Dans le salon bourgeois, les ruses se succèdent (dont une tentative pour déclencher un incendie susceptible d’alerter des secouristes) pour empêcher un dénouement fatidique. Dès son entrée en scène, le tortionnaire joue par ses sorties et ses retours au jeu du chat et de la souris avec ses victimes. Durant ses éclipses, l’action devient parfois confuse. L’urgence ressentie généralement dans une telle situation ne se traduit pas toujours sur la scène dans une tension aussi prenante, car la mort rôde sans cesse comme une épée de Damoclès au-dessus de la tête des individus. À trop vouloir miser sur une cadence rythmée au détriment de la douleur vécue, les dilemmes et dimensions sombres des protagonistes perdent par moment de leur clarté. Fort heureusement, nous nous attachons suffisamment à leur drame pour que l’intérêt ne fléchisse pas avant la scène finale.
Les acteurs et actrices s’en tirent généralement bien dans des partitions parfois caricaturales, mais bien souvent remuantes.
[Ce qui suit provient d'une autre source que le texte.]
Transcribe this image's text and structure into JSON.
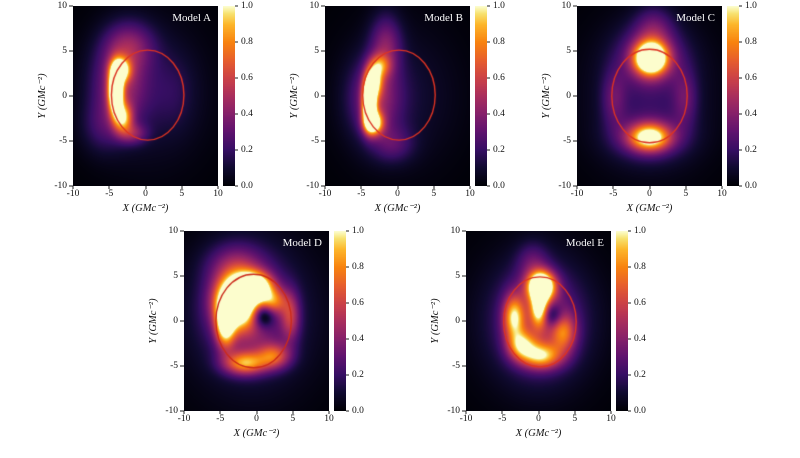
{
  "figure": {
    "background": "#ffffff",
    "label_color": "#ffffff",
    "tick_color": "#222222",
    "colormap_stops": [
      [
        0.0,
        [
          0,
          0,
          6
        ]
      ],
      [
        0.1,
        [
          16,
          10,
          48
        ]
      ],
      [
        0.2,
        [
          55,
          14,
          100
        ]
      ],
      [
        0.3,
        [
          95,
          18,
          110
        ]
      ],
      [
        0.4,
        [
          133,
          32,
          106
        ]
      ],
      [
        0.5,
        [
          170,
          46,
          93
        ]
      ],
      [
        0.6,
        [
          204,
          66,
          71
        ]
      ],
      [
        0.7,
        [
          231,
          94,
          45
        ]
      ],
      [
        0.8,
        [
          248,
          131,
          15
        ]
      ],
      [
        0.9,
        [
          253,
          182,
          43
        ]
      ],
      [
        0.96,
        [
          247,
          226,
          112
        ]
      ],
      [
        1.0,
        [
          252,
          253,
          205
        ]
      ]
    ]
  },
  "chart_data": [
    {
      "type": "heatmap",
      "title": "Model A",
      "xlabel": "X (GMc⁻²)",
      "ylabel": "Y (GMc⁻²)",
      "xlim": [
        -10,
        10
      ],
      "ylim": [
        -10,
        10
      ],
      "xticks": [
        -10,
        -5,
        0,
        5,
        10
      ],
      "yticks": [
        10,
        5,
        0,
        -5,
        -10
      ],
      "colorbar": {
        "min": 0,
        "max": 1,
        "ticks": [
          "1.0",
          "0.8",
          "0.6",
          "0.4",
          "0.2",
          "0.0"
        ]
      },
      "circle": {
        "cx": 0.3,
        "cy": 0.1,
        "r": 5.0,
        "color": "#dd3322"
      },
      "blobs": [
        {
          "x": -4.1,
          "y": 0.6,
          "sx": 0.65,
          "sy": 1.7,
          "a": 1.5
        },
        {
          "x": -3.4,
          "y": 2.9,
          "sx": 0.9,
          "sy": 0.9,
          "a": 0.85
        },
        {
          "x": -3.1,
          "y": -2.4,
          "sx": 0.9,
          "sy": 1.1,
          "a": 0.7
        },
        {
          "x": -1.8,
          "y": -4.2,
          "sx": 1.4,
          "sy": 0.8,
          "a": 0.3
        },
        {
          "x": -3.6,
          "y": 1.2,
          "sx": 2.6,
          "sy": 3.2,
          "a": 0.38
        },
        {
          "x": -2.2,
          "y": 5.6,
          "sx": 2.4,
          "sy": 1.9,
          "a": 0.3
        },
        {
          "x": -6.0,
          "y": -3.5,
          "sx": 2.0,
          "sy": 2.0,
          "a": 0.15
        },
        {
          "x": 0.5,
          "y": 0.3,
          "sx": 5.5,
          "sy": 5.5,
          "a": 0.12
        },
        {
          "x": 4.0,
          "y": 0.5,
          "sx": 2.0,
          "sy": 3.0,
          "a": 0.08
        }
      ]
    },
    {
      "type": "heatmap",
      "title": "Model B",
      "xlabel": "X (GMc⁻²)",
      "ylabel": "Y (GMc⁻²)",
      "xlim": [
        -10,
        10
      ],
      "ylim": [
        -10,
        10
      ],
      "xticks": [
        -10,
        -5,
        0,
        5,
        10
      ],
      "yticks": [
        10,
        5,
        0,
        -5,
        -10
      ],
      "colorbar": {
        "min": 0,
        "max": 1,
        "ticks": [
          "1.0",
          "0.8",
          "0.6",
          "0.4",
          "0.2",
          "0.0"
        ]
      },
      "circle": {
        "cx": 0.2,
        "cy": 0.1,
        "r": 5.0,
        "color": "#dd3322"
      },
      "blobs": [
        {
          "x": -3.9,
          "y": -0.8,
          "sx": 0.6,
          "sy": 1.6,
          "a": 1.5
        },
        {
          "x": -3.3,
          "y": -3.0,
          "sx": 0.9,
          "sy": 0.9,
          "a": 1.0
        },
        {
          "x": -3.3,
          "y": 1.6,
          "sx": 0.8,
          "sy": 1.2,
          "a": 0.8
        },
        {
          "x": -2.4,
          "y": 3.4,
          "sx": 1.0,
          "sy": 0.9,
          "a": 0.45
        },
        {
          "x": -3.1,
          "y": -0.3,
          "sx": 2.4,
          "sy": 3.0,
          "a": 0.38
        },
        {
          "x": -1.6,
          "y": 5.8,
          "sx": 1.5,
          "sy": 2.3,
          "a": 0.32
        },
        {
          "x": -0.6,
          "y": -5.4,
          "sx": 2.0,
          "sy": 1.4,
          "a": 0.2
        },
        {
          "x": 0.3,
          "y": 0.0,
          "sx": 5.5,
          "sy": 5.5,
          "a": 0.11
        }
      ]
    },
    {
      "type": "heatmap",
      "title": "Model C",
      "xlabel": "X (GMc⁻²)",
      "ylabel": "Y (GMc⁻²)",
      "xlim": [
        -10,
        10
      ],
      "ylim": [
        -10,
        10
      ],
      "xticks": [
        -10,
        -5,
        0,
        5,
        10
      ],
      "yticks": [
        10,
        5,
        0,
        -5,
        -10
      ],
      "colorbar": {
        "min": 0,
        "max": 1,
        "ticks": [
          "1.0",
          "0.8",
          "0.6",
          "0.4",
          "0.2",
          "0.0"
        ]
      },
      "circle": {
        "cx": 0.0,
        "cy": 0.0,
        "r": 5.2,
        "color": "#dd3322"
      },
      "blobs": [
        {
          "x": 0.2,
          "y": 4.2,
          "sx": 1.5,
          "sy": 1.2,
          "a": 1.35
        },
        {
          "x": 0.0,
          "y": -4.6,
          "sx": 1.9,
          "sy": 1.0,
          "a": 0.85
        },
        {
          "x": 0.2,
          "y": 4.4,
          "sx": 3.0,
          "sy": 2.3,
          "a": 0.35
        },
        {
          "x": 0.0,
          "y": -4.6,
          "sx": 3.4,
          "sy": 1.7,
          "a": 0.3
        },
        {
          "x": -4.9,
          "y": -0.3,
          "sx": 1.2,
          "sy": 2.2,
          "a": 0.22
        },
        {
          "x": 4.9,
          "y": -0.3,
          "sx": 1.2,
          "sy": 2.2,
          "a": 0.22
        },
        {
          "x": 0.0,
          "y": 0.0,
          "sx": 5.8,
          "sy": 5.5,
          "a": 0.16
        },
        {
          "x": 0.6,
          "y": 7.6,
          "sx": 1.8,
          "sy": 1.7,
          "a": 0.22
        }
      ]
    },
    {
      "type": "heatmap",
      "title": "Model D",
      "xlabel": "X (GMc⁻²)",
      "ylabel": "Y (GMc⁻²)",
      "xlim": [
        -10,
        10
      ],
      "ylim": [
        -10,
        10
      ],
      "xticks": [
        -10,
        -5,
        0,
        5,
        10
      ],
      "yticks": [
        10,
        5,
        0,
        -5,
        -10
      ],
      "colorbar": {
        "min": 0,
        "max": 1,
        "ticks": [
          "1.0",
          "0.8",
          "0.6",
          "0.4",
          "0.2",
          "0.0"
        ]
      },
      "circle": {
        "cx": -0.4,
        "cy": 0.0,
        "r": 5.2,
        "color": "#cc2a1a"
      },
      "blobs": [
        {
          "x": -2.7,
          "y": 2.3,
          "sx": 1.9,
          "sy": 1.8,
          "a": 1.3
        },
        {
          "x": -0.3,
          "y": 3.9,
          "sx": 1.6,
          "sy": 1.0,
          "a": 1.0
        },
        {
          "x": -4.3,
          "y": -0.3,
          "sx": 0.9,
          "sy": 1.8,
          "a": 0.85
        },
        {
          "x": -1.6,
          "y": -4.7,
          "sx": 2.0,
          "sy": 0.9,
          "a": 0.7
        },
        {
          "x": 2.4,
          "y": -3.9,
          "sx": 1.6,
          "sy": 1.0,
          "a": 0.55
        },
        {
          "x": 4.7,
          "y": 0.4,
          "sx": 0.9,
          "sy": 1.9,
          "a": 0.4
        },
        {
          "x": -1.6,
          "y": 1.4,
          "sx": 3.4,
          "sy": 3.4,
          "a": 0.42
        },
        {
          "x": -0.5,
          "y": 0.5,
          "sx": 6.3,
          "sy": 6.0,
          "a": 0.18
        },
        {
          "x": -3.0,
          "y": 6.2,
          "sx": 2.6,
          "sy": 1.7,
          "a": 0.25
        },
        {
          "x": 0.9,
          "y": 0.7,
          "sx": 1.1,
          "sy": 1.0,
          "a": -0.6
        },
        {
          "x": 2.2,
          "y": 2.2,
          "sx": 1.3,
          "sy": 1.0,
          "a": 0.5
        }
      ]
    },
    {
      "type": "heatmap",
      "title": "Model E",
      "xlabel": "X (GMc⁻²)",
      "ylabel": "Y (GMc⁻²)",
      "xlim": [
        -10,
        10
      ],
      "ylim": [
        -10,
        10
      ],
      "xticks": [
        -10,
        -5,
        0,
        5,
        10
      ],
      "yticks": [
        10,
        5,
        0,
        -5,
        -10
      ],
      "colorbar": {
        "min": 0,
        "max": 1,
        "ticks": [
          "1.0",
          "0.8",
          "0.6",
          "0.4",
          "0.2",
          "0.0"
        ]
      },
      "circle": {
        "cx": 0.2,
        "cy": -0.1,
        "r": 5.0,
        "color": "#dd3322"
      },
      "blobs": [
        {
          "x": 0.4,
          "y": 3.9,
          "sx": 1.3,
          "sy": 1.1,
          "a": 1.35
        },
        {
          "x": 0.1,
          "y": 1.6,
          "sx": 0.8,
          "sy": 1.5,
          "a": 0.8
        },
        {
          "x": -3.4,
          "y": 0.4,
          "sx": 1.0,
          "sy": 1.7,
          "a": 0.7
        },
        {
          "x": -2.3,
          "y": -2.7,
          "sx": 1.3,
          "sy": 1.1,
          "a": 0.6
        },
        {
          "x": 0.4,
          "y": -3.9,
          "sx": 1.9,
          "sy": 1.0,
          "a": 0.7
        },
        {
          "x": 3.5,
          "y": -1.3,
          "sx": 1.2,
          "sy": 1.5,
          "a": 0.5
        },
        {
          "x": 0.0,
          "y": 0.0,
          "sx": 3.9,
          "sy": 3.9,
          "a": 0.35
        },
        {
          "x": 0.0,
          "y": 0.0,
          "sx": 6.0,
          "sy": 5.6,
          "a": 0.12
        },
        {
          "x": 1.9,
          "y": 0.6,
          "sx": 1.0,
          "sy": 0.9,
          "a": -0.35
        },
        {
          "x": -0.8,
          "y": 6.6,
          "sx": 1.5,
          "sy": 1.5,
          "a": 0.2
        }
      ]
    }
  ]
}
Le Commandant de Frédéric Desager témoigne merveilleusement de toute la bêtise, le grotesque et la violence intimidante dont sont capables des individus en position de pouvoir autoritaire. Patrice Coquereau et Marc Béland se démarquent par des compositions plus comiques, alors que Sophie Faucher confirme encore une fois son sens aiguisé des rôles tragiques. Benoit McGinnis apporte une dimension touchante à son personnage de non-voyant rusé. Par contre, le couple composé de Marie-Pier Labrecque et François-Xavier Dufour gagnerait à dégager une énergie plus affirmée face à des partenaires plus solides qu’eux.
L’homme de théâtre français Didier Caron qui a programmé une autre production du Repas des fauves dans son pays disait «qu’on flirte avec la mort, mais c’est une pièce qui fait du bien». Le même sentiment s’en dégage de ce côté-ci de l’Atlantique à la sortie du Rideau Vert devant cette matière théâtrale sur la résilience, le sang-froid et la bravoure humaine à préserver devant les potentiels carnages d’un monde encore trop souvent détraqué.